Re: [PATCH kernel 4/9] dma/swiotlb: Stop forcing SWIOTLB for TDISP devices
From: Jason Gunthorpe
Date: Mon Mar 02 2026 - 19:19:20 EST
On Mon, Mar 02, 2026 at 03:53:13PM -0800, dan.j.williams@xxxxxxxxx wrote:
> > > The specification allows it, but Linux DMA mapping core is not yet ready
> > > for it. So the expectation to start is that the device loses access to
> > > its original shared IOMMU mappings when converted to private operation.
> >
> > Yes, the underlying translation changes, but no, it doesn't loose DMA
> > access to any shared pages, it just goes through the T=1 IOMMU now.
>
> Yes, what I meant to say is that Linux may need to be prepared for
> implementations that do not copy over the shared mappings.
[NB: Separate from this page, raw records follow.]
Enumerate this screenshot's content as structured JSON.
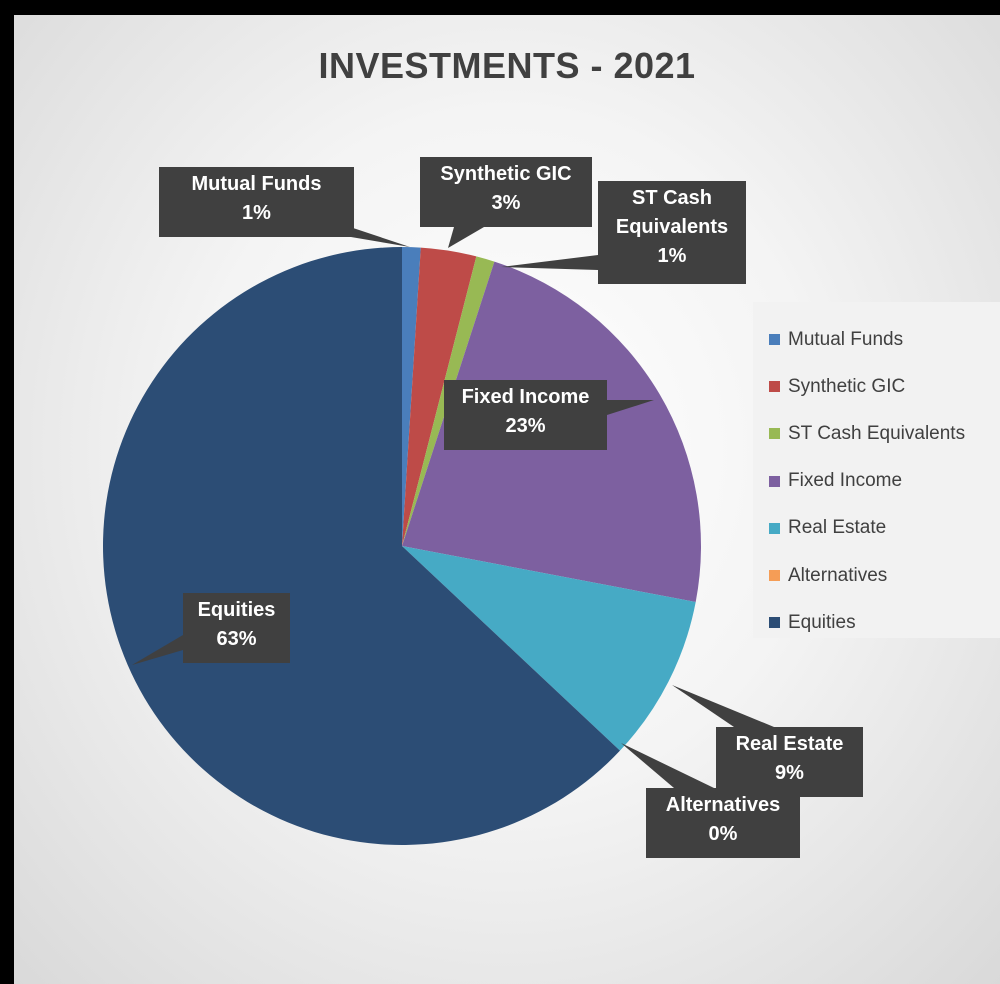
{
  "chart_data": {
    "type": "pie",
    "title": "INVESTMENTS - 2021",
    "slices": [
      {
        "name": "Mutual Funds",
        "value": 1,
        "label": "1%",
        "color": "#4a7ebb"
      },
      {
        "name": "Synthetic GIC",
        "value": 3,
        "label": "3%",
        "color": "#be4b48"
      },
      {
        "name": "ST Cash Equivalents",
        "value": 1,
        "label": "1%",
        "color": "#98b954"
      },
      {
        "name": "Fixed Income",
        "value": 23,
        "label": "23%",
        "color": "#7d60a0"
      },
      {
        "name": "Real Estate",
        "value": 9,
        "label": "9%",
        "color": "#46aac5"
      },
      {
        "name": "Alternatives",
        "value": 0,
        "label": "0%",
        "color": "#f59d56"
      },
      {
        "name": "Equities",
        "value": 63,
        "label": "63%",
        "color": "#2c4d75"
      }
    ],
    "legend_position": "right",
    "start_angle": "top, clockwise"
  }
}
At least for
> early staging / minimum viable implementation for first merge.
>
> > The T=1 IOMMU will still have them mapped on all three platforms
> > AFAIK.
>
> Oh, I thought SEV-TIO had trouble with this, if this is indeed the case,
> great, ignore my first comment.
Alexey?
I think it is really important that shared mappings continue to be
reachable by TDISP device.
> I have a v2 of a TEE I/O set going out shortly and sounds like it will
> need a rethink for this attribute proposal for v3. I think it still helps to
> have combo sets at this stage so the whole lifecycle is visible in one
> set, but it is nearly at the point of being too big a set to consider in
> one sitting.
My problem is I can't get in one place an actually correct picture of
how the IOVA translation works in all the arches and how the
phys_addr_t works.
So it is hard to make sense of all these proposals. What I would love
to see is one series that deals with this:
[PATCH v2 11/19] x86, dma: Allow accepted devices to map private memory
For *all* the arches, along with a description for each of:
* how their phys_addr_t is constructed
* how their S2 IOMMU mapping works
* how a vIOMMU S1 would change any of the above.
Then maybe we can see if we are actually doing it properly or not.
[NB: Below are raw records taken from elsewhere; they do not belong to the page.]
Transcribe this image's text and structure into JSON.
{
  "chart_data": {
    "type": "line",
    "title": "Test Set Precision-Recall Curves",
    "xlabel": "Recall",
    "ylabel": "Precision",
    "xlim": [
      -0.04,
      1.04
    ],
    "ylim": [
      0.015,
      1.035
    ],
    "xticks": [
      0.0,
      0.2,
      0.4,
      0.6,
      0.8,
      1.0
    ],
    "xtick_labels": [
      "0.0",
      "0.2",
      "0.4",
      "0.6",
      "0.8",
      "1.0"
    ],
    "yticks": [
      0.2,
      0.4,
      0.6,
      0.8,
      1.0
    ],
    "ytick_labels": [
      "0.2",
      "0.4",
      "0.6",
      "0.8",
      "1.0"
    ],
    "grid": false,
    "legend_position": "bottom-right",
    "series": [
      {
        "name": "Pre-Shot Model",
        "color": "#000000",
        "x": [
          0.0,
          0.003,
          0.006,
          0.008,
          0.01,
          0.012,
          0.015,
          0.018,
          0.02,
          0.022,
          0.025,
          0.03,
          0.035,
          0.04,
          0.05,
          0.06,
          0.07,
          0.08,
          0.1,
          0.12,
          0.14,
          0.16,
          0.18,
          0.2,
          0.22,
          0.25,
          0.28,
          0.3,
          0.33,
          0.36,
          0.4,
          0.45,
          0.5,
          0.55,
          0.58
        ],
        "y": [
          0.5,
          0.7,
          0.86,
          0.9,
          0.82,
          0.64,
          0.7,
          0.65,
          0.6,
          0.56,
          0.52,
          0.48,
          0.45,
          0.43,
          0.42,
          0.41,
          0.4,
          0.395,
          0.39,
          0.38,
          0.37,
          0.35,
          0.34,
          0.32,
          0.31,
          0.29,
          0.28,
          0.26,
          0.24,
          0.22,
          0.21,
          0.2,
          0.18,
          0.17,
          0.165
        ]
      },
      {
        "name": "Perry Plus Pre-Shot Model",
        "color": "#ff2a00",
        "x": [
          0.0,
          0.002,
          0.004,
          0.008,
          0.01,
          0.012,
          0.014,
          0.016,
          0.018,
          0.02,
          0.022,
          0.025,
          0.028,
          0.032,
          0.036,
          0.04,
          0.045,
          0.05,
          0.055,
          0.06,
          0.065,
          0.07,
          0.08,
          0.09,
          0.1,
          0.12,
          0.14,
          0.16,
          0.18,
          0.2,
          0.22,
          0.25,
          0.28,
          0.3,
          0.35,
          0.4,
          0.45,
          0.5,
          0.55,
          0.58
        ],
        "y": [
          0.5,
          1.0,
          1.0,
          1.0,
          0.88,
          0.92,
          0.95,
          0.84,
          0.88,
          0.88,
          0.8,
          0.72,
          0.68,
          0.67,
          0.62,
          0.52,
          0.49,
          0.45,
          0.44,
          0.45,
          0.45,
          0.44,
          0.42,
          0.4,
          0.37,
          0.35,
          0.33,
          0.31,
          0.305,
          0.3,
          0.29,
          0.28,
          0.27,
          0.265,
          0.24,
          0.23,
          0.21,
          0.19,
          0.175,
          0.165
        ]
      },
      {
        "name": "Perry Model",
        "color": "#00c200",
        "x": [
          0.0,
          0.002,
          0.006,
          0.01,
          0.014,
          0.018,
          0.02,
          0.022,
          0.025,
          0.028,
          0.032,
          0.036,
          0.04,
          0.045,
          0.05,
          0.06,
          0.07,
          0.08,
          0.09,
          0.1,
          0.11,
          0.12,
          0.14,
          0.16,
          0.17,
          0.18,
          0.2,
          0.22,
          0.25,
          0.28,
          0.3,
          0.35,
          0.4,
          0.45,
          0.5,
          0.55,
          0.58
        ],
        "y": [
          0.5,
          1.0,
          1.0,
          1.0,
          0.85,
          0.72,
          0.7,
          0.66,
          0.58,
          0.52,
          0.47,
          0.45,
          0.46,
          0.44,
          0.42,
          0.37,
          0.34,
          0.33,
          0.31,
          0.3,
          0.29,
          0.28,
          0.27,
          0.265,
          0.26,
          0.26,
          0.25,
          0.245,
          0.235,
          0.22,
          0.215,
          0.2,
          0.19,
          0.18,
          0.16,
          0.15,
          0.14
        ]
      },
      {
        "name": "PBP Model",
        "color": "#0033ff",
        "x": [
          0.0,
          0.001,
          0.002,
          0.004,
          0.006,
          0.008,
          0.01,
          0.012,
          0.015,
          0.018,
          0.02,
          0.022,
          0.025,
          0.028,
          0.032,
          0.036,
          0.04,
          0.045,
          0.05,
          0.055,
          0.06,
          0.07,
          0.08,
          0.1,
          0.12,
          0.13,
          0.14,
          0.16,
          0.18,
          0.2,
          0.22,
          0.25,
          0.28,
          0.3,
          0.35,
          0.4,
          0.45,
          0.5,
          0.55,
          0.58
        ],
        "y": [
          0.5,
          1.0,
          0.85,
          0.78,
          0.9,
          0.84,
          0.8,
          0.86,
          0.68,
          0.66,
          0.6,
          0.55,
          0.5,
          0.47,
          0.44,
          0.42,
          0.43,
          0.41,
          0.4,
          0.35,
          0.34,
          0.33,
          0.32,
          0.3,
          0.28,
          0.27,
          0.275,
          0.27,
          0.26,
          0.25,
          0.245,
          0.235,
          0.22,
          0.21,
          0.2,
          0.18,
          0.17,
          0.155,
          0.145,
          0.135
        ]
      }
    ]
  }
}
> > ARM has a "solution" right now. The location of the high bit is
> > controlled by the VMM and the VMM cannot create a CC VM where the IPA
> > space exceeds the dma_mask of any assigned device.
> >
> > Thus the VMM must limit the total available DRAM to fit within the HW
> > restrictions.
> >
> > Hopefully TDX can do the same.
>
> TDX does not have the same problem, but the ARM "solution" seems
> reasonable for now.
I'm surprised because Xu said:
This is same as Intel TDX, the GPA shared bit are used by IOMMU to
target shared/private. You can imagine for T=1, there are 2 IOPTs, or
1 IOPT with all private at lower address & all shared at higher address.
https://lore.kernel.org/all/aaF6HD2gfe%2Fudl%2Fx@yilunxu-OptiPlex-7050/
So how come that not have exactly the same problem as ARM?